Constraints on definition of `length` should be strengthened
Henrik Nilsson
Henrik.Nilsson at nottingham.ac.uk
Sun Apr 9 00:29:43 UTC 2017
On 04/09/2017 12:51 AM, Nathan Bouscal wrote:
> - You're trying to establish an analogy between these tuple instances
> and non-law-abiding instances, but that analogy really doesn't work.
> These are the only law-abiding instances that the types can possibly have.

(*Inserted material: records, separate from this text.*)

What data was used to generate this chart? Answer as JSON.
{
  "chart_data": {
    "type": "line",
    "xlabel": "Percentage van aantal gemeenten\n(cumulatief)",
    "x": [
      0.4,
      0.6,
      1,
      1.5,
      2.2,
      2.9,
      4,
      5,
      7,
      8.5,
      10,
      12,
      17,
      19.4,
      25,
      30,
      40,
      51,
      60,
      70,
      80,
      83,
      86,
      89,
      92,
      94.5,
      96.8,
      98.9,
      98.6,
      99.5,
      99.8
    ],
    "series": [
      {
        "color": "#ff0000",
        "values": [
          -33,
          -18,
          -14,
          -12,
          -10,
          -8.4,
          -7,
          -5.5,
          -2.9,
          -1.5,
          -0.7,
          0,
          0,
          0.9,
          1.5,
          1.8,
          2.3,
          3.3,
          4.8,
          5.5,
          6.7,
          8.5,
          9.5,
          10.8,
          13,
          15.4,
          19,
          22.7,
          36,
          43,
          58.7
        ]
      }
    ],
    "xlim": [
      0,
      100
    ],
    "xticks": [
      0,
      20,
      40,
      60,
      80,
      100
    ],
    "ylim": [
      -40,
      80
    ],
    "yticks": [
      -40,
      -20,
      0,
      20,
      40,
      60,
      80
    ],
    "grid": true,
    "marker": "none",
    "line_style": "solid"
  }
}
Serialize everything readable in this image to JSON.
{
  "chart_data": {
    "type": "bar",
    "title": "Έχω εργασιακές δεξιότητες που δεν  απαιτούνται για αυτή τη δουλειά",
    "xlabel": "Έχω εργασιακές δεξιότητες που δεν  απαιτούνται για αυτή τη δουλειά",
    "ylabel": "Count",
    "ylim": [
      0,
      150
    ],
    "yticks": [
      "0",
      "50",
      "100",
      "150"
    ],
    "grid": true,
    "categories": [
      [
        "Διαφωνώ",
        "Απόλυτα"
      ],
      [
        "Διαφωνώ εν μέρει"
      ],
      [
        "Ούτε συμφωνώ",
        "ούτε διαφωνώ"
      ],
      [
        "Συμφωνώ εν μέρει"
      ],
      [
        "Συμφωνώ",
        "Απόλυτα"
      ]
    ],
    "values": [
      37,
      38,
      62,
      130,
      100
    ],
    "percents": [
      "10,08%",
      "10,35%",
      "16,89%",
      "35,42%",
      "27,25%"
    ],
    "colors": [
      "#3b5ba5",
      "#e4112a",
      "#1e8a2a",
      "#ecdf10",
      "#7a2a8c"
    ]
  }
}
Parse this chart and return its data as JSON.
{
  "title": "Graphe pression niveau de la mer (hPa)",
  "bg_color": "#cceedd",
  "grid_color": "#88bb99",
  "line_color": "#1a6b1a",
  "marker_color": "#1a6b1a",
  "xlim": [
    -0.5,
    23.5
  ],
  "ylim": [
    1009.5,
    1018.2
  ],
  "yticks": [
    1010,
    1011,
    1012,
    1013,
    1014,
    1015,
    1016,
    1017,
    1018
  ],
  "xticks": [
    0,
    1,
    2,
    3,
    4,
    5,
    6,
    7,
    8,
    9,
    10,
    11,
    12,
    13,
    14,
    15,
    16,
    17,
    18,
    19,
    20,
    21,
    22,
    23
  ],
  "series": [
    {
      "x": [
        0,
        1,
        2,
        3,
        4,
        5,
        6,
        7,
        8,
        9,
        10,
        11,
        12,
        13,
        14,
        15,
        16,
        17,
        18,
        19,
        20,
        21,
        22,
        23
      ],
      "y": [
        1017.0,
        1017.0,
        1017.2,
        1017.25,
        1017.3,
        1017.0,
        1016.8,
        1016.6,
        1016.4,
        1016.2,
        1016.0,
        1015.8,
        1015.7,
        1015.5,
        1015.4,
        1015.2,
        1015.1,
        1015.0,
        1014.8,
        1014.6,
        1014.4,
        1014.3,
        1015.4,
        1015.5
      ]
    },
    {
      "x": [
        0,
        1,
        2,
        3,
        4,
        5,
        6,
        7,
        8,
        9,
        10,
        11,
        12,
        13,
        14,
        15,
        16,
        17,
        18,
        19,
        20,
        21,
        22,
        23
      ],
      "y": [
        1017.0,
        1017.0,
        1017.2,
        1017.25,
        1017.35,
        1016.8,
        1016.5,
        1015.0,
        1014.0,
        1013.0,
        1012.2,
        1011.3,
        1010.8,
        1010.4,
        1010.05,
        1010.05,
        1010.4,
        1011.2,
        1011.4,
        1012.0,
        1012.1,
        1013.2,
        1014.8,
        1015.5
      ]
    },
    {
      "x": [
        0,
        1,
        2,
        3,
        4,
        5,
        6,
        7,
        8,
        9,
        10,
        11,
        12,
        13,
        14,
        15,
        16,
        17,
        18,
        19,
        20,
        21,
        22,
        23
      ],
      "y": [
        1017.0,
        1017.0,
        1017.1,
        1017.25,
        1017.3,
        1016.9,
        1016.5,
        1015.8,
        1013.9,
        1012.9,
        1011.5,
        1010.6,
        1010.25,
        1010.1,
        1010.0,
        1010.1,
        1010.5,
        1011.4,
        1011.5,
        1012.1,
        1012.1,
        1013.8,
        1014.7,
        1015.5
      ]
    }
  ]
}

Yes. But that is, actually, more of a syntactic accident than any deeply
mathematical property: mathematically, there are n ways to make an
n-tuple a functor,
And if we, for "consistency", continue to add functor instances for
tuples for n > 2, the situation, in the view of many reasonable
people at least, becomes increasingly absurd, or at least it becomes
increasingly clear that that the utility we get is a smaller and
smaller part of what we really need. Simply because tuples actually
are "morally unbiased", as Vladislav Zavialov phrased it; i.e.,
there are perfectly legitimate uses where the fields are of equal
importance: there is no a priori "pay load" field, and no a priori
"annotation" fields. And in fact, that is *exactly* what tuples
originally were in Haskell, and how many very reasonably people
still prefers to think about them.
And of course, if, in a hypothetical future version of Haskell
where we could make all possible functor instances for tuples,
the question becomes: which one do we pick? The answer might well
be "none" (in the prelude, at least). (A newtype wrapper approach, e.g.
a la numeric Monid instances, would be both unpalatable and ultimately
pointless.)
So, in summary, I'd find the argument for the present tuple instances
much more compelling if it *mathematically* were the case that the
only law-abiding instances are those ones. But that is not the case.